John Fowles (1926-2005) in The French Lieutenant's Woman (1969) seems to be obsessed with eighteenth and nineteenth century novel tradition. Bernard Bergonzi has rightly declared that "no matter how unflinchingly the novelist may try to deal with wholly new kinds of experience, he can't escape being influenced by the novels that have been written before him" (1). Fowles uses in his novel the traditional nineteenth century plot to convey to his readers the love affairs between Charles and Sarah. This paper focuses on the traditional omniscient author-narrator who is similar in many aspects to narrators used by Fielding and Sterne with some modifications.
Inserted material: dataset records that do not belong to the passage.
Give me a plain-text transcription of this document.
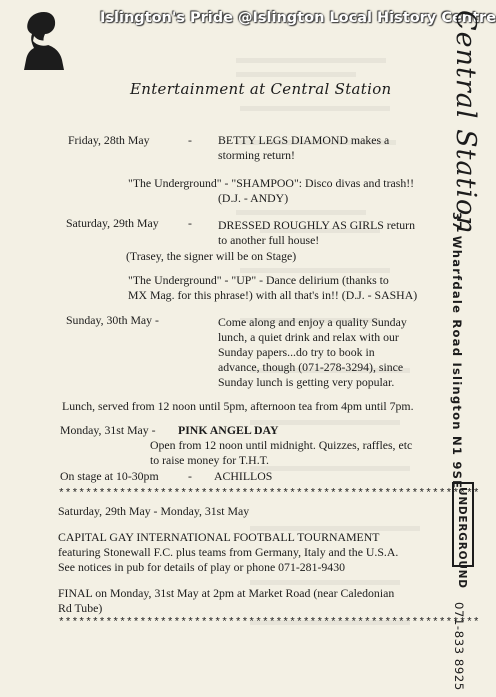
Islington's Pride @Islington Local History Centre
Entertainment at Central Station
Friday, 28th May	- BETTY LEGS DIAMOND makes a
storming return!
"The Underground" - "SHAMPOO": Disco divas and trash!!
(D.J. - ANDY)
Saturday, 29th May - DRESSED ROUGHLY AS GIRLS return
to another full house!
(Trasey, the signer will be on Stage)
"The Underground" - "UP" - Dance delirium (thanks to
MX Mag. for this phrase!) with all that's in!! (D.J. - SASHA)
Sunday, 30th May -	Come along and enjoy a quality Sunday
lunch, a quiet drink and relax with our
Sunday papers...do try to book in
advance, though (071-278-3294), since
Sunday lunch is getting very popular.
Lunch, served from 12 noon until 5pm, afternoon tea from 4pm until 7pm.
Monday, 31st May - PINK ANGEL DAY
Open from 12 noon until midnight. Quizzes, raffles, etc
to raise money for T.H.T.
On stage at 10-30pm - ACHILLOS
**************************************************************
Saturday, 29th May - Monday, 31st May
CAPITAL GAY INTERNATIONAL FOOTBALL TOURNAMENT
featuring Stonewall F.C. plus teams from Germany, Italy and the U.S.A.
See notices in pub for details of play or phone 071-281-9430
FINAL on Monday, 31st May at 2pm at Market Road (near Caledonian
Rd Tube)
**************************************************************
Central Station
37 Wharfdale Road Islington N1 9SE
UNDERGROUND
071-833 8925
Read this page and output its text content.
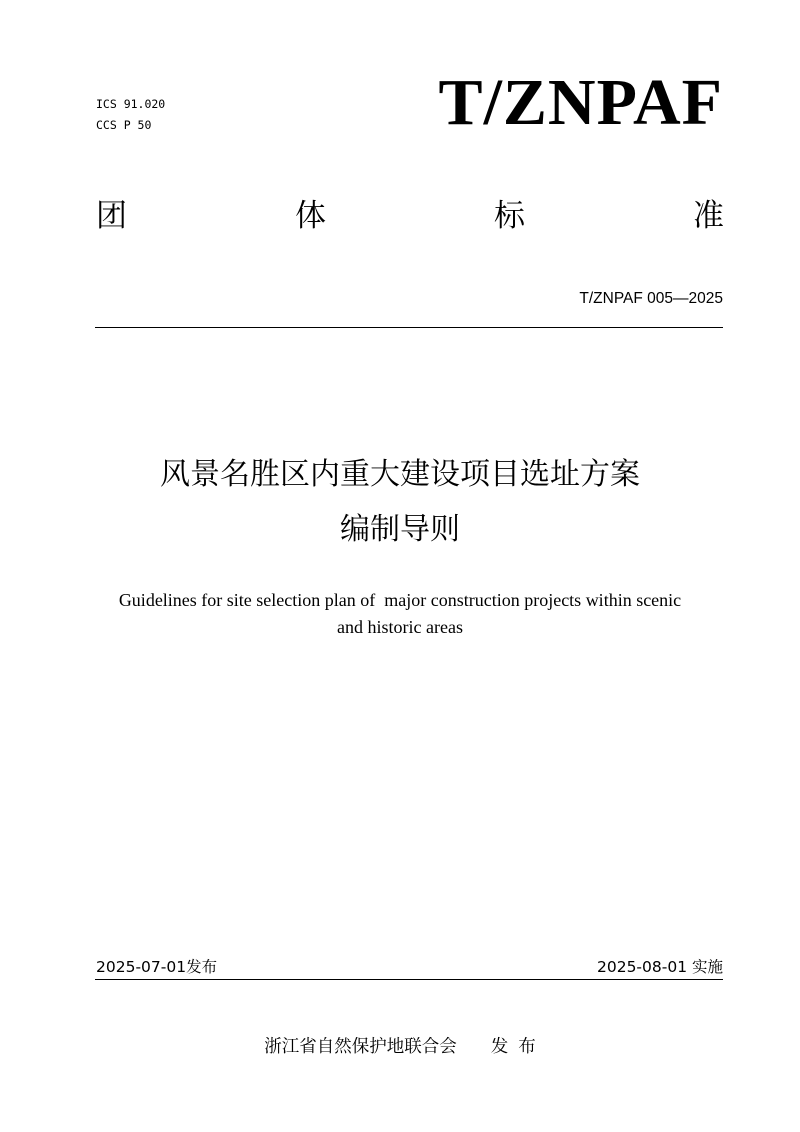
ICS 91.020
CCS P 50	T/ZNPAF
团	体	标	准
T/ZNPAF 005—2025
风景名胜区内重大建设项目选址方案
编制导则
Guidelines for site selection plan of  major construction projects within scenic
and historic areas
2025-07-01发布	2025-08-01 实施
浙江省自然保护地联合会 发 布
The narrator appears in several voice guises, but what is new about this narrator is that Fowles uses a twentieth century narrator commenting on nineteenth century events and characters. The first-person narrator is widely used by novelists before. A good example here is the hero of Dickens' novel, David Copperfield (1850) personified by David. Or the narrator may be a peripheral observer such as Marlow in Conrad's Heart of Darkness (1899), or a minor character like Nick Carraway in The Great Gatsby (1922) (2), whereas in The French Lieutenant's Woman (1969), the 'I' which appears in the text almost always refers to the author who interludes occasionally in the text.